Svetla Andreeva visited the Library and Information Centre “Slaveyche” with her latest book “The Visions of Mrs. Rose”. At the meeting, which took place on June 23 in the Foreign Languages Department, the Veliko Tarnovo author introduced the guests to a world where the thin line between the human and the monstrous is painfully clear. This time the focus is on the woman - not as a victim, but as a perpetrator, as a bearer of guilt that is not always apparent at first sight.
The collection contains three novellas - “An Italian Connection”, “The Visions of Madame Rosa” and “Is There Bread for Sinners”. They are united by the common theme of women who kill - not out of hatred, but out of pain, out of impasse, out of accumulated quiet rage. These are not crime stories in the classical sense, but psychological portraits in which the boundaries between the real and the imagined, between guilt and redemption, are intertwined. The narrative moves between mystery and psychological drama, in that style characteristic of Andreeva - delicate but penetrating, with a flair for language and for people's fates.
With each new book, she reminds us that literature can not only tell, but also reveal - what lies behind the words, behind the silence and behind the surface of everyday life.
Svetla Andreeva is an established author and journalist from Veliko Tarnovo. She graduated in Bulgarian Philology at the University of Veliko Tarnovo "St. She is a graduate of St. Cyril and Methodius University in Veliko Tarnovo. Her career has taken her through various professional fields - journalist in print media, radio and television, bringing with her the sensitivity of a storyteller and observer.
She made her debut in literature in the 1980s with a 1984 collection of short stories, The TV and the Canary, but over the past two decades has established herself as an author with a distinct style. Her books include Born of the Devil (2000), Jim's Goats (2007), Bread for Sinners (2013), Bus to Heaven (2016), Good, Beautiful, Evil (novel 2017), The End of the Apocalypse (2020), and the critically acclaimed Death Before Christmas (first crime-themed 2023).

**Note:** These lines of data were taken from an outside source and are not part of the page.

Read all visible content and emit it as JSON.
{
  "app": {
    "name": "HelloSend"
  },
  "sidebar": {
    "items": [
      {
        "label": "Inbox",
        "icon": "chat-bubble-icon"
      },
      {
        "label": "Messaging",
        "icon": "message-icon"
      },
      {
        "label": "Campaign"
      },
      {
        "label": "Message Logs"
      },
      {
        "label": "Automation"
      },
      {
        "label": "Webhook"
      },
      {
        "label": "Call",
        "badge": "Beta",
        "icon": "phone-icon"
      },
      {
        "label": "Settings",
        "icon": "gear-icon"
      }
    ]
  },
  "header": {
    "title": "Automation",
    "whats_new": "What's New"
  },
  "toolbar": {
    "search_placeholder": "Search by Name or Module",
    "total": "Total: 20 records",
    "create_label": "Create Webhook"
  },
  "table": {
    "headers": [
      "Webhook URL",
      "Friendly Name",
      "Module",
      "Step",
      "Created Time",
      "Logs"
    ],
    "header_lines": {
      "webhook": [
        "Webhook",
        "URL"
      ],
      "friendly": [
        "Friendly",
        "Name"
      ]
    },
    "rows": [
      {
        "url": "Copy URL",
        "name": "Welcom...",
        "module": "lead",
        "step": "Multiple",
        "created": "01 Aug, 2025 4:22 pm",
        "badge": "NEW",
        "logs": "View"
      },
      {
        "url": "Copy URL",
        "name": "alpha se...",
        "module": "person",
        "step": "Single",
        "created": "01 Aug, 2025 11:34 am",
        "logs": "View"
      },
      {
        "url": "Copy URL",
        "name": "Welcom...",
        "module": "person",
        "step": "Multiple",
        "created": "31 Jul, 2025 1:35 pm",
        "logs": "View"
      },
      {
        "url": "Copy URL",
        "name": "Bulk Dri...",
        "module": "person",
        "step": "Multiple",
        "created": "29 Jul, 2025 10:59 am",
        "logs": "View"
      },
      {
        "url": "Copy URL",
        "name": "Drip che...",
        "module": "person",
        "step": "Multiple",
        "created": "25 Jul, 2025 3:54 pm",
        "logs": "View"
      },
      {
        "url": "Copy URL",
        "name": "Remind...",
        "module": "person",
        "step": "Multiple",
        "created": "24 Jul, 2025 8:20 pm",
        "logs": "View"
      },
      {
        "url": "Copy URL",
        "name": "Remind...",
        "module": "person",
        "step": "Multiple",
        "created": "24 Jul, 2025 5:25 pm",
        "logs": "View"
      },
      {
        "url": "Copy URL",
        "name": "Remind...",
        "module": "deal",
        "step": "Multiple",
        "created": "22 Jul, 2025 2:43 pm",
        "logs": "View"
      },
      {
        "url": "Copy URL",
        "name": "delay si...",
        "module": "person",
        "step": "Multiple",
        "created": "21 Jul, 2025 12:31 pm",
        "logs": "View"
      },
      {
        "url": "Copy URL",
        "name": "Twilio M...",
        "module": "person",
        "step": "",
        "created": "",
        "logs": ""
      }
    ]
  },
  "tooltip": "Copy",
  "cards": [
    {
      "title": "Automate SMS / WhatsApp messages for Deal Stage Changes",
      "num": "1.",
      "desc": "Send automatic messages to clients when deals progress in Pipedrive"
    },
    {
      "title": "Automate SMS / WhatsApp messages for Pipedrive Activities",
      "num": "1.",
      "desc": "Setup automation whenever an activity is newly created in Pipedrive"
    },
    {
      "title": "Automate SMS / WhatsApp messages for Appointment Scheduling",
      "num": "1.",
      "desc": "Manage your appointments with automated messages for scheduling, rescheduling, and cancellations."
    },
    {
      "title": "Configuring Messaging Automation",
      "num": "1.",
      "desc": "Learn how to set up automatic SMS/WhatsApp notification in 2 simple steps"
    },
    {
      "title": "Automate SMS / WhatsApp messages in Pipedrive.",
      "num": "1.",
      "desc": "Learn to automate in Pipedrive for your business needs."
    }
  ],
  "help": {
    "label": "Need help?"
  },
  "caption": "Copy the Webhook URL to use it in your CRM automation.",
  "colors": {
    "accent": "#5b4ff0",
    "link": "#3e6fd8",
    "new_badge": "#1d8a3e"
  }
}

Svetla Andreeva has won several literary prizes, including the Atanas Lipchev Prize (2018), a short story competition, and “Celestial Meridians” from the same year, awards from international competitions.
Her short stories have been translated into Russian, Polish and Czech.
She is a member of the Union of Bulgarian Writers and an active participant in the literary life of Veliko Tarnovo.